Com’era prevedibile il bel contributo di Cerot non ha lasciato indifferente il mondo del tambass.  Lo scopo di questa dissertazione non è difendere Manuel Festi (l’ha già fatto telefonicamente col giocatore-scrittore) ma quella di analizzare la vicenda da un’altra angolazione ovvero dalla parte trentina. La nostra categoria non ne è uscita bene dai resoconti delle sfide Callianetto-Mezzolombardo peccando di partigianeria o cadendo nella logica autoreferenziale del “farmacista” (c’era Tizio, Sempronio, il vecchio campione, il giovane rampollo) tant’è che la cosa più sensata sul Mezzolombardo l’ha detta un giocatore un tale Manuel Beltrami parlando di una squadra senza mezze misure, forte e debole a seconda delle circostanze. Non sembrava nemmeno un analisi difficile da fare: il Callianetto ha vinto le finali scudetto perché è più continuo e forte anche se i trentini hanno gli strumenti per mettere in crisi nelle partite secche i pluridecorati astigiani. Gli operatori dell’informazione vanno capiti, essendo od ambendo a far parte degli Uffici Stampa delle società e dei vari Comitati hanno come missione prima dell’informazione la gratificazione secondo la logica del tengo famiglia. Ben di peggio è stato scritto in settimanali letti più per fini terapeutici (per sorridere) che per altro, parlando di scarso impegno dei giocatori in procinto di cambiare casacca. Non mi risulta che Festi sia sul mercato mentre Botteon si era accasato al Carpeneto ben prima della Coppa Italia dove non sembra esser venuto meno ai suoi doveri deontologici.
A chi caldeggiava sanzioni per scarso rendimento va ricordato che si tratta di una squadra di dopolavoristi con gente come Festi e Ioris a fare mansioni che poco si conciliano con la pratica sportiva (muratore e camionista). Che smacco deve essere stato perdere due Coppe importanti per una squadra con un budget importante e con un fondocampo fatto da giocatori semiprofessionisti (prebende nelle aziende del patron).

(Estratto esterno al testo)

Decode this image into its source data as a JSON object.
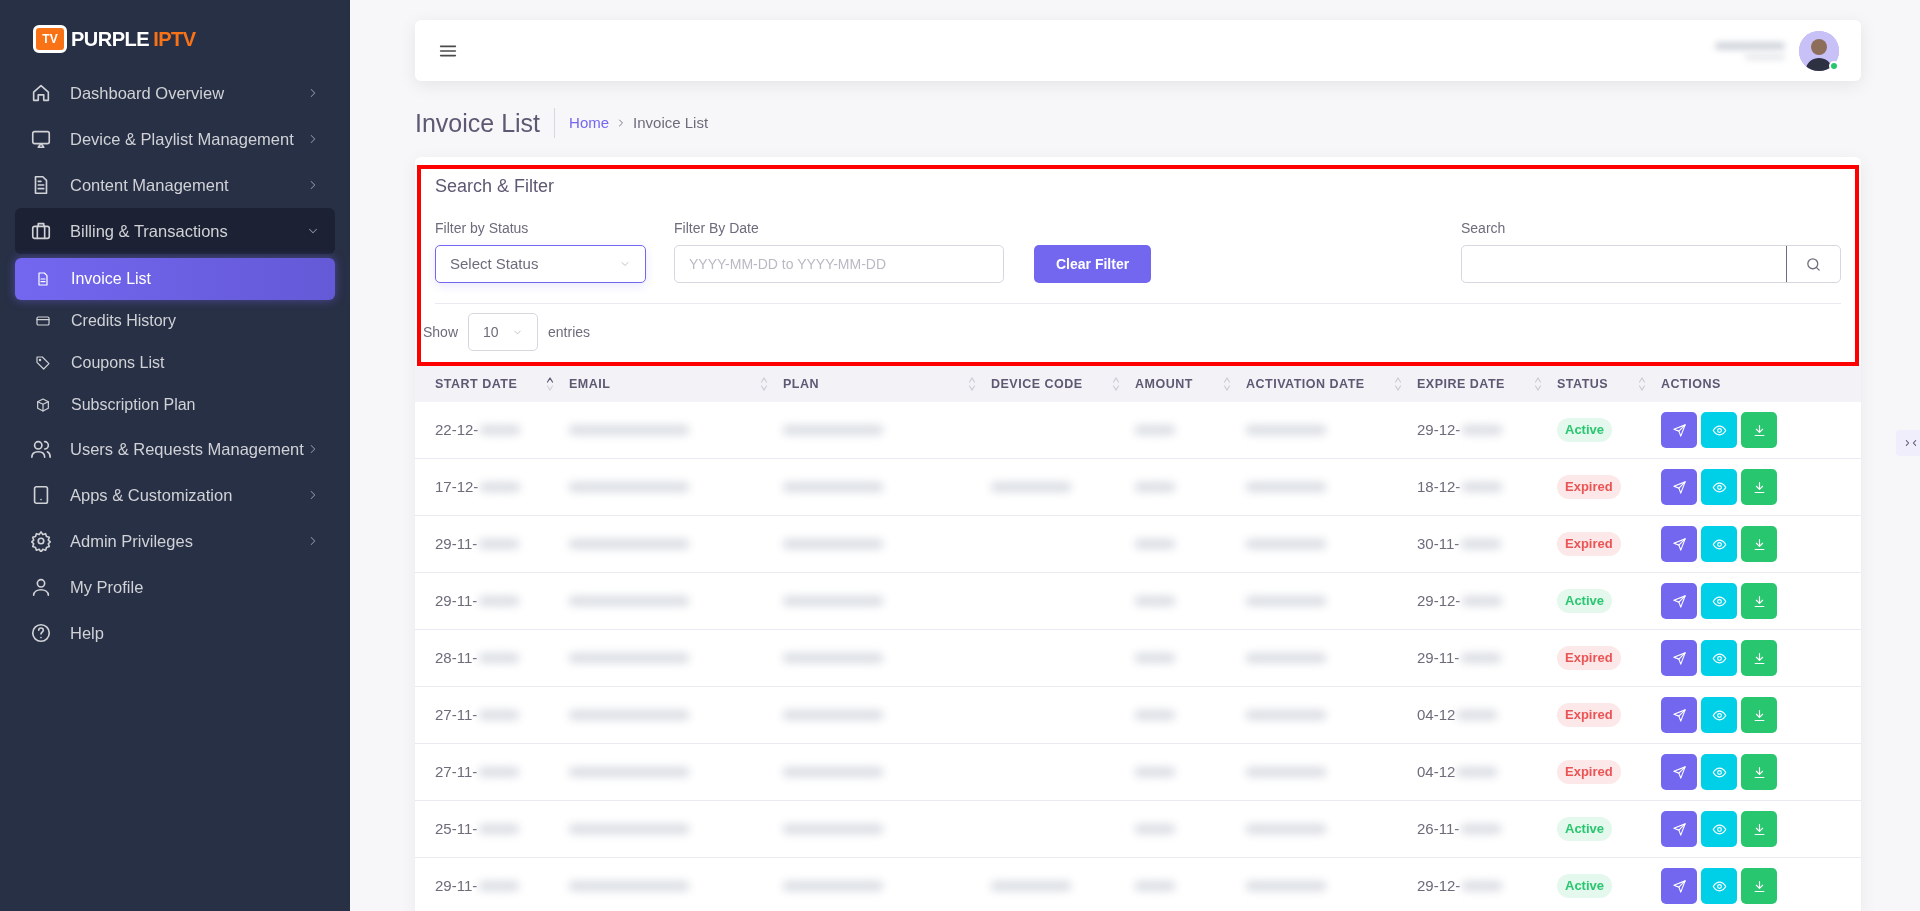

Potrete ribattermi che Festi aveva la possibilità di cambiare vita quando insieme a Stefano Tommasi erano in pole position per il dopo Dellavalle-Petroselli. Sarebbero stati ribattezzati “quelli della Germana” (non è un errore, i teutonici non c’entrano). Come per la mastercard ci sono cose che non si possono comprare ed il colpaccio non è (ancora?) andato in porto.
Una delle cause del flop del Notturno federale,  torneo senza i requisiti minimi per essere considerato un titolo da conteggiare come valido per il grande slam, è il problema delle trasferte emerso fragorosamente con il boicottaggio delle viaggianti. Avviso ai naviganti, il vento sta cambiando come dimostra l’episodio di Madonna del Pasco nel pallapugno in cui la gente inferocita ha chiesto ed ottenuto la restituzione del biglietto. In un torneo nato con le migliori intenzioni (notturno è bello) ma pensato per squadre fatte di professionisti, in un paio di occasioni  c’erano i presupposti per un invasione pacifica (partite di 40 minuti ma prezzo pieno). Chi di voi metterebbe alla guida di un camion o su un ponteggio uno che  è rincasato alle cinque di mattina “perché ha fatto il Quilico”? A Callianetto il problema delle trasferte notturne è arcinoto, sono anni che fanno le ore piccole in silenzio. Musica anche per le orecchie del presidente del Cremolino, autore di una vibrata protesta sul sito federale dopo essere tornati alle 5 di notte dalla partita di campionato del sabato sera di Sommacampagna. Compito non facile è quello degli organi preposti federali per coniugare la spettacolarità delle notturne con la fatica dei trasferimenti. Per noi scribi proveremo ad avere maggior rispetto per quelli che giocano a tamburello anche per passione e facendo i salti mortali per allenarsi con assiduità.